I watched another Robert Greenberg Concerti lecture last night. He really likes Mozart. He asserted that it took the earth something like 4.5 billion years to evolve to the point where somebody like Mozart was possible. I had never considered the age of the earth in those terms, but he does. He also said that the best piano concerti ever written were Mozart's - "that's not subjective opinion, that's fact." Well! I confess that I am partial to Khachaturian's and Rachmaninoff's Second, but I defer to Greenberg's far greater knowledge of the subject matter.
He also introduced Mozart's Concerto for Flute, Harp and Orchestra in C major. The piece was commissioned by the flautist Duke of Guines, Adrien-Louis de Bonnieres, but the man never paid Mozart for this transcendent piece - he stiffed him. So Greenberg honored the Duke by calling him a putz: "Adrien-Louis de Bonnieres, Duke of Putz." Ha ha! These Greenberg lectures are so interesting and funny... I wish I knew half of what Greenberg has forgotten.

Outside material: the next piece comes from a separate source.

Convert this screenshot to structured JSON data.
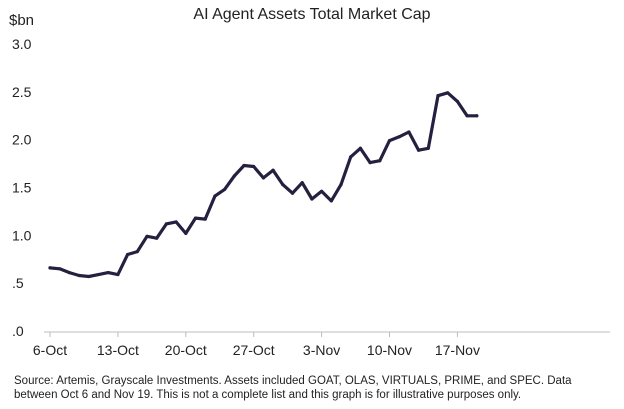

We did Forestry Activity Pin Part II last night in the Webelos Den; for some reason those boys were noisier than usual and I had to separate a couple. At the end I fed them all a spoonful of real maple syrup and let 'em run around in the gym for fifteen minutes. Why the maple syrup? Because, as I suspected, a quick survey confirmed that they're all putting Log Cabin or Mrs. Butterworth's on their pancakes. Paugh! High fructose corn syrup. As the son of a New Hampshirewoman I cannot let this pass. My Webelos scouts should taste real maple syrup. I am firmly convinced that God gave us maple trees, maple sap and, yes, Mozart, because He wants us to be happy. I instructed them to ask their parents to henceforth buy real maple syrup. And thus the brainwashing of the young continues apace.
Yesterday, as a part of my pack's rechartering effort, I watched the Boy Scouts of America Youth Protection Program video, which is mandatory for all scouting leaders. There was one sequence which defined and depicted "grooming," whereby adult men seduce boys - the idea being, of course, to be on the lookout for it. It was unsettling. I was surprised, with as many various "out there" movies as I have seen, by being creeped out with this sequence. A high "ick factor," as a friend once said.
Last night I also watched another first season episode of The Wonder Years. This one was about a countercultural creep who dates Kevin's sister. I was feeling hostile just listening to him. I hate hippies! Guess that particular episode elicited a visceral response from me. I have to smile, though, when I remember that a friend of my daughter's once arrived in a car with a "Shut Up, Hippie - Cheer Up, Emo Boy" bumper sticker affixed thereupon.